Ne se contentant pas de jouer un rôle de simple figurant, les représentants du FLN sont parvenus alors à inscrire la question algérienne au débat, lors duquel des hommes d’Etat, à l’image de l’ancien président  indonésien Soekarno ou de l’ex-Premier ministre indien Jawaharlal Nehru, avaient été convertis à la thèse nationale.
 Grande victoire diplomatique  
Joignant l’acte à la parole, trois mois plus tard, quatorze chefs d’Etat du groupe arabo-asiatique écrivent une lettre au Secrétaire général de l’ONU, demandant d’inscrire la question algérienne à l’ordre du jour de la session ordinaire de l’Assemblée générale, malgré l’opposition des alliés de la France.

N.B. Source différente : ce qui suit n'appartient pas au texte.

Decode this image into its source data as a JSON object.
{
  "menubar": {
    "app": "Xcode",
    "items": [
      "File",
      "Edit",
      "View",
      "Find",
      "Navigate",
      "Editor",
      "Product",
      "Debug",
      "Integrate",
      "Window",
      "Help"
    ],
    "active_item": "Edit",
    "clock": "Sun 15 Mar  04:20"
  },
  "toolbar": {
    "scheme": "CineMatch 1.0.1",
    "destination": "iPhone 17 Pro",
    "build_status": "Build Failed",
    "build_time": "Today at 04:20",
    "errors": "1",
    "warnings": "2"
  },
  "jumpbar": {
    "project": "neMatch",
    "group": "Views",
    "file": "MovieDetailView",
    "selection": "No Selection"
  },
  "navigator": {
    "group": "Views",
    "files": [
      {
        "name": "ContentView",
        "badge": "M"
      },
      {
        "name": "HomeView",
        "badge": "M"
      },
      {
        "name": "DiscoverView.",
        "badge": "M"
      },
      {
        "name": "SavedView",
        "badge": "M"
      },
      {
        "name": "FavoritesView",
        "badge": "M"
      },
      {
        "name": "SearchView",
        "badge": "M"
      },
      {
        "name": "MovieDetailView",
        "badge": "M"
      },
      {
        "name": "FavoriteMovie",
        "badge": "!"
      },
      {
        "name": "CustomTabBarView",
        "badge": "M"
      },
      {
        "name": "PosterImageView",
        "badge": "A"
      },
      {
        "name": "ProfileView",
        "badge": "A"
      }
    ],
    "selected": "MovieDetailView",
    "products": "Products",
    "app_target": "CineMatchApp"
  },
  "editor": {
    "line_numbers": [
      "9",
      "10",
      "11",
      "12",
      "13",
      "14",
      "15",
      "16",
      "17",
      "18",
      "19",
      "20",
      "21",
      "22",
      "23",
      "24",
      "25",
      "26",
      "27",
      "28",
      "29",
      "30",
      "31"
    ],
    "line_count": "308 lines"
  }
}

Ainsi, le 30 septembre 1955, la question algérienne prend définitivement une dimension internationale qui lui garantira une légitimité difficilement contestable, avec l’ouverture d’un bureau du FLN à New York. Il s’agissait alors d’une première victoire diplomatique du FLN dans sa bataille d’internationaliser la question algérienne.

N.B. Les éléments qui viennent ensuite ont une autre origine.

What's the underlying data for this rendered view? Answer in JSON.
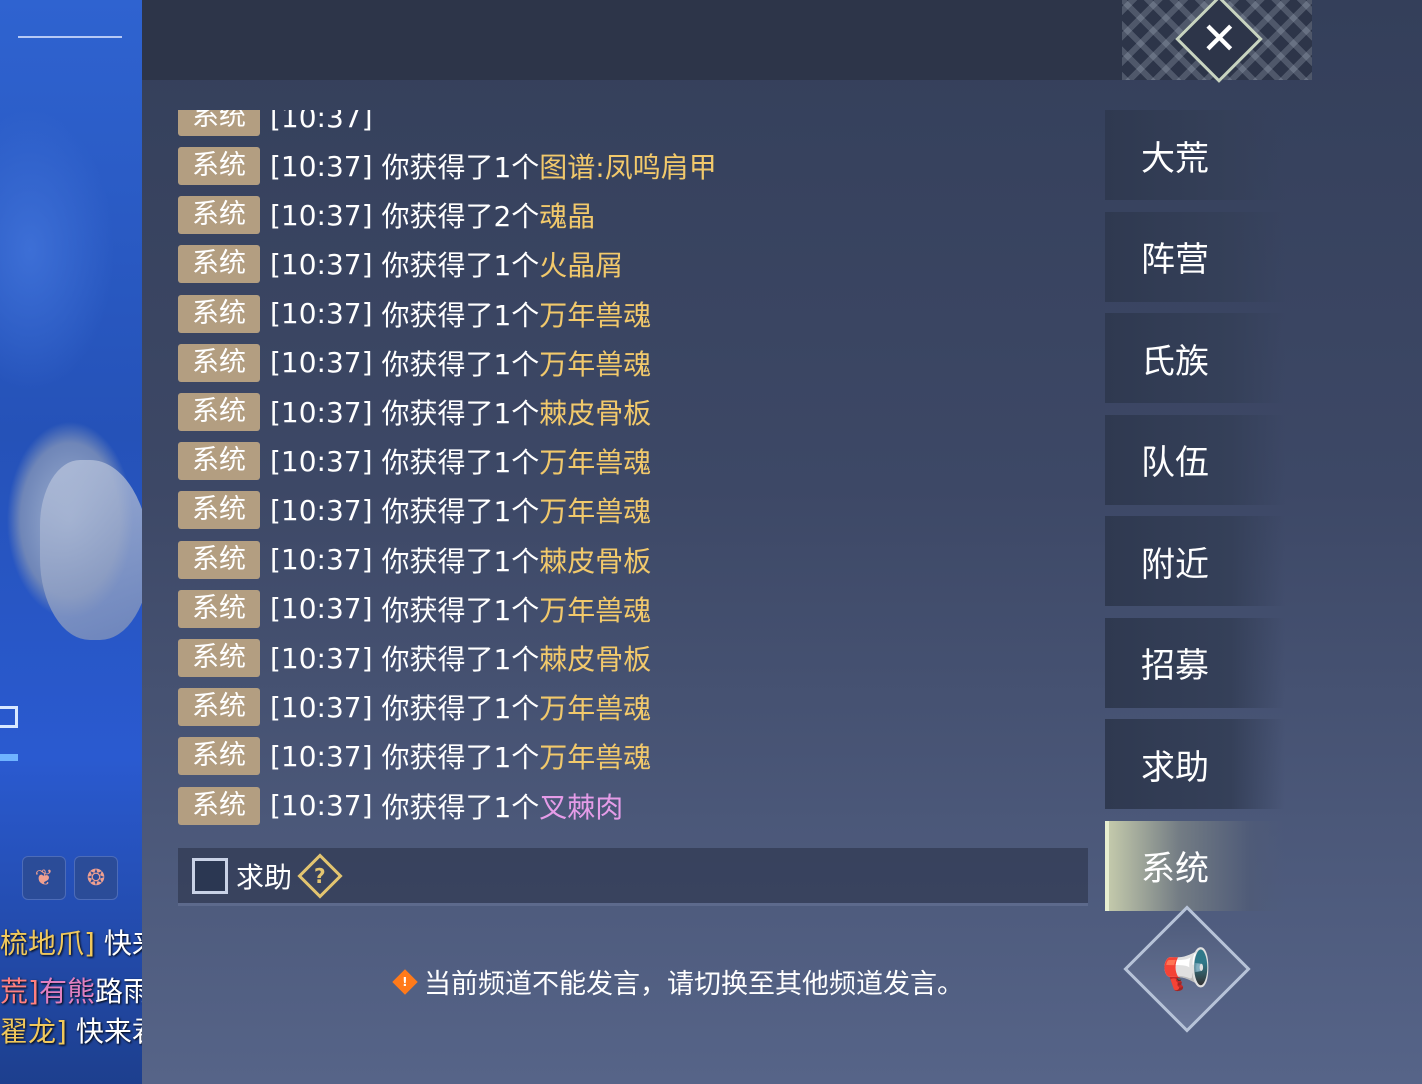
{
  "scene": {
    "chat_lines": [
      {
        "prefix": "梳地爪]",
        "text": " 快来"
      },
      {
        "prefix": "荒]",
        "name": "有熊",
        "text": "路雨"
      },
      {
        "prefix": "翟龙]",
        "text": " 快来君"
      }
    ],
    "icons": [
      "lungs-icon",
      "beast-icon"
    ]
  },
  "close_button": {
    "symbol": "✕"
  },
  "messages": [
    {
      "tag": "系统",
      "time": "[10:37]",
      "text": "你获得了1个",
      "item": "图谱:凤鸣肩甲",
      "rarity": "gold"
    },
    {
      "tag": "系统",
      "time": "[10:37]",
      "text": "你获得了2个",
      "item": "魂晶",
      "rarity": "gold"
    },
    {
      "tag": "系统",
      "time": "[10:37]",
      "text": "你获得了1个",
      "item": "火晶屑",
      "rarity": "gold"
    },
    {
      "tag": "系统",
      "time": "[10:37]",
      "text": "你获得了1个",
      "item": "万年兽魂",
      "rarity": "gold"
    },
    {
      "tag": "系统",
      "time": "[10:37]",
      "text": "你获得了1个",
      "item": "万年兽魂",
      "rarity": "gold"
    },
    {
      "tag": "系统",
      "time": "[10:37]",
      "text": "你获得了1个",
      "item": "棘皮骨板",
      "rarity": "gold"
    },
    {
      "tag": "系统",
      "time": "[10:37]",
      "text": "你获得了1个",
      "item": "万年兽魂",
      "rarity": "gold"
    },
    {
      "tag": "系统",
      "time": "[10:37]",
      "text": "你获得了1个",
      "item": "万年兽魂",
      "rarity": "gold"
    },
    {
      "tag": "系统",
      "time": "[10:37]",
      "text": "你获得了1个",
      "item": "棘皮骨板",
      "rarity": "gold"
    },
    {
      "tag": "系统",
      "time": "[10:37]",
      "text": "你获得了1个",
      "item": "万年兽魂",
      "rarity": "gold"
    },
    {
      "tag": "系统",
      "time": "[10:37]",
      "text": "你获得了1个",
      "item": "棘皮骨板",
      "rarity": "gold"
    },
    {
      "tag": "系统",
      "time": "[10:37]",
      "text": "你获得了1个",
      "item": "万年兽魂",
      "rarity": "gold"
    },
    {
      "tag": "系统",
      "time": "[10:37]",
      "text": "你获得了1个",
      "item": "万年兽魂",
      "rarity": "gold"
    },
    {
      "tag": "系统",
      "time": "[10:37]",
      "text": "你获得了1个",
      "item": "叉棘肉",
      "rarity": "pink"
    }
  ],
  "help_row": {
    "label": "求助",
    "icon_symbol": "?"
  },
  "notice": {
    "icon_symbol": "!",
    "text": "当前频道不能发言，请切换至其他频道发言。"
  },
  "tabs": [
    "大荒",
    "阵营",
    "氏族",
    "队伍",
    "附近",
    "招募",
    "求助",
    "系统"
  ],
  "active_tab": "系统",
  "horn_button": {
    "icon": "megaphone-icon",
    "symbol": "📢"
  },
  "colors": {
    "tag_bg": "#b39e81",
    "item_gold": "#f2c96b",
    "item_pink": "#e59ce8",
    "panel_bg": "#3d4866"
  }
}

Après cinq années de débat, en 1960, les discussions débouchent sur l’adoption d’une résolution reconnaissant « le droit du peuple algérien à la libre détermination et à l’indépendance ». Les efforts ingénieux d’Abdelkader Chanderli et M’hamed Yazid ont réussi à avoir le soutien de John F. Kennedy, devenu sénateur américain et qui s’était prononcé en faveur de l’indépendance de l’Algérie, marquant un tournant décisif en faveur de la cause algérienne. Le succès remarquable du FLN dans sa guerre diplomatique durant les presque huit années de révolution est devenu une inspiration pour d’autres mouvements de libération nationale.
Soixante ans à l’ONU
En 2022, l’Algérie ne célèbre pas seulement le 60e anniversaire du recouvrement de son indépendance mais aussi celui de son adhésion comme Etat membre de l’ONU (octobre 1962), soit trois mois après la proclamation de l’indépendance. Convaincue que l’ONU peut être un instrument efficace pour le rapprochement entre les peuples, la solution des conflits et le maintien de la paix, l’Algérie a fait ainsi de la question de la lutte contre le colonialisme et la défense des peuples opprimés son credo et la base de son action politique extérieure.
Fidèle à elle-même et aux principes de la Charte des Nations unies, l’Algérie s’est fait un devoir d’aider à la libération de ces peuples et soutenir les mouvements de libération à travers le monde, devenant une destination privilégiée, voire la « Mecque » des révolutionnaires.
Par son appartenance naturelle au Maghreb et à l’Afrique, l’Algérie apporte alors un soutien permanent aux pays qui subissent encore la domination étrangère, notamment à la dernière colonie dans le continent, en l’occurrence le Sahara occidental, occupé par le Maroc depuis 1975, et reste notamment attachée à ses principes et valeurs de défense de la cause palestinienne et du droit du peuple palestinien à établir un Etat  indépendant.
L’Algérie, qui a payé cher le droit de redevenir une nation libre et indépendante, accorde tous ses moyens en faveur de l’établissement d’une paix durable et réelle entre les peuples et apporte toute sa contribution pour sa sauvegarde.